Hukukî konfigürasyon ve iki perspektif
Fiili durumlar yaratan bir idare iki tür riske yol açar.5 İlki, siyasi iktidarın bulunduğu konjonktürü tanımlama keyfiyetidir. Hükümetin çıkarlarını tehdit eden her durum veya olay, “olağanüstü durum” ve “kriz” içinde değerlendirilebilir. İkincisi, tanımlanan konjonktürün statüsüne özgü bir idarî ve yaptırım sisteminin oluşturulmasıdır. Kamunun denetimi ve şiddeti, hem kollukla hem de yargı sistemiyle ağırlaştırılır. Fransız hukukçu Léon Duguit’ye göre, hukuka uygunluğa “istisna tanınmasının sonu açık uçludur”. Bu da bazı değişik durumların ortaya çıkması halinde despotizm ihtimalini gündeme getirir.6
Duguit ekolünü takip edersek, “despotizm” Türkiye’de yaşanan durumu tanımlamak için kullanılabilir. Erdoğan’ın cumhurbaşkanı seçildikten sonra bulunduğu mevkii önce “icracı cumhurbaşkanlığı”, daha sonra “başkanlık” olarak adlandırması rastlantısal değildir. Kendisinin de “Türkiye’nin yönetim sistemi fiilen değişmiştir” açıklamasını7 dikkate aldığımızda, fiili duruma giden süreci iki örnekle betimleyebiliriz: Birincisi, 12 Eylül darbesinden bu yana cumhurbaşkanlarının kullanmaktan imtina ettiği kabineyi toplama yetkisidir. Anayasa’nın 104. maddesindeki8 tanımlı görevleri dâhilinde kabineyi üç kez toplayan Erdoğan, rejimin dönüşümüne fenomenal bir mizansenle katkı sunmuştur. Devlet teamülleri içinde alışıldık olmayan bu durum yine Erdoğan’ın de jure mahiyeti içinde açıklanabilir.

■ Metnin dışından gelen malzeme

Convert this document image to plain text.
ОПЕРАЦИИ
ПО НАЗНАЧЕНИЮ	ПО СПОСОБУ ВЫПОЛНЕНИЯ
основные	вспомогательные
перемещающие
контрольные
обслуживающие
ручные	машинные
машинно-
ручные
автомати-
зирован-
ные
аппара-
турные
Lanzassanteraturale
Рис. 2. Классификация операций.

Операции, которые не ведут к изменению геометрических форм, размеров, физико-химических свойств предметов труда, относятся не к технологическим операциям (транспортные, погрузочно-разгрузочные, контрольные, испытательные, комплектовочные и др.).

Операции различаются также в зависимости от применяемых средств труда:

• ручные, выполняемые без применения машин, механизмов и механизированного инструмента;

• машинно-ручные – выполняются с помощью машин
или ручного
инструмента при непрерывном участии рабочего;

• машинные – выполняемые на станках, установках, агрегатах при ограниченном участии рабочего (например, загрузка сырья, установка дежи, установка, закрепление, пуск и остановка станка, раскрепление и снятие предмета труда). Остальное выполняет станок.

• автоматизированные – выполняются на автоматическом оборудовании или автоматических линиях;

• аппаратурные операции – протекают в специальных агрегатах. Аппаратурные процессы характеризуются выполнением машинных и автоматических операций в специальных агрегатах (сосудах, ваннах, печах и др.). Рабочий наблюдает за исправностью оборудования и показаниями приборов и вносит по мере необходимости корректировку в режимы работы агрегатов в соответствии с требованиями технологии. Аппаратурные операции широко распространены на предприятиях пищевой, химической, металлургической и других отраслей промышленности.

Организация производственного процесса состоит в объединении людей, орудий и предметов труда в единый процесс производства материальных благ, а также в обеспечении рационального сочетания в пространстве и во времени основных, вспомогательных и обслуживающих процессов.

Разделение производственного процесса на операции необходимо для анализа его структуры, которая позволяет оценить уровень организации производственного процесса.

Teamüllerden ayrıksı tutumuyla anayasal yetkilerini kullanarak Saray’da güç biriktiren Erdoğan, 7 Haziran seçimleri öncesinde bu gücü AKP’ye aktarmıştır. Mezkûr yasalar uyarınca “tarafsızlığı” beklenen Erdoğan’ın AKP’nin seçim mitinglerine katılması, 400 vekil istemesi, siyasî parti başkanı edası ve söylemiyle rakip partilerle polemiğe girmesi, de jure olandan kopuşunun ve de facto başkanlık provasının alâmetleridir. 400 vekilde ısrar eden Erdoğan’ın AKP’nin tek parti iktidarını koruması için aktif siyasette rol alması, anayasal değişikliğe kadar yasal olanın askıya alınmasıdır.
Erdoğan’ın ve AKP’nin, özel olarak 400 vekil istemi, genel olarak “Yeni Türkiye”ye ilişkin erkler düzeyinde bir sıçrama istenci, hegemonya projesinin durumundan kaynaklanmaktadır. AKP Gezi’den itibaren derinleşen bir ikilemle yüz yüzedir: “Yeni Türkiye” projesinin bilhassa OHAL pratikleri düşünüldüğünde, güvenlik paradigması bağlamında eskiyle aynılaşması, geçmiş ile gelecek arasında salınımlı bir iktidar görüntüsü sunmaktadır. AKP kısa vadede geleceğe referans veren dili terk etmeyi tercih etmiştir. Rejimin önündeki geçerli hamle, yasal ve formel nitelikteki yapısal değişimdir. Sınıfsal reaksiyonları soğurabilme kapasitesi azaldıkça, AKP meşruiyetini dayandırabileceği ve devlet kudretini seferber edebileceği hukuki toposa9 ihtiyaç duymaktadır.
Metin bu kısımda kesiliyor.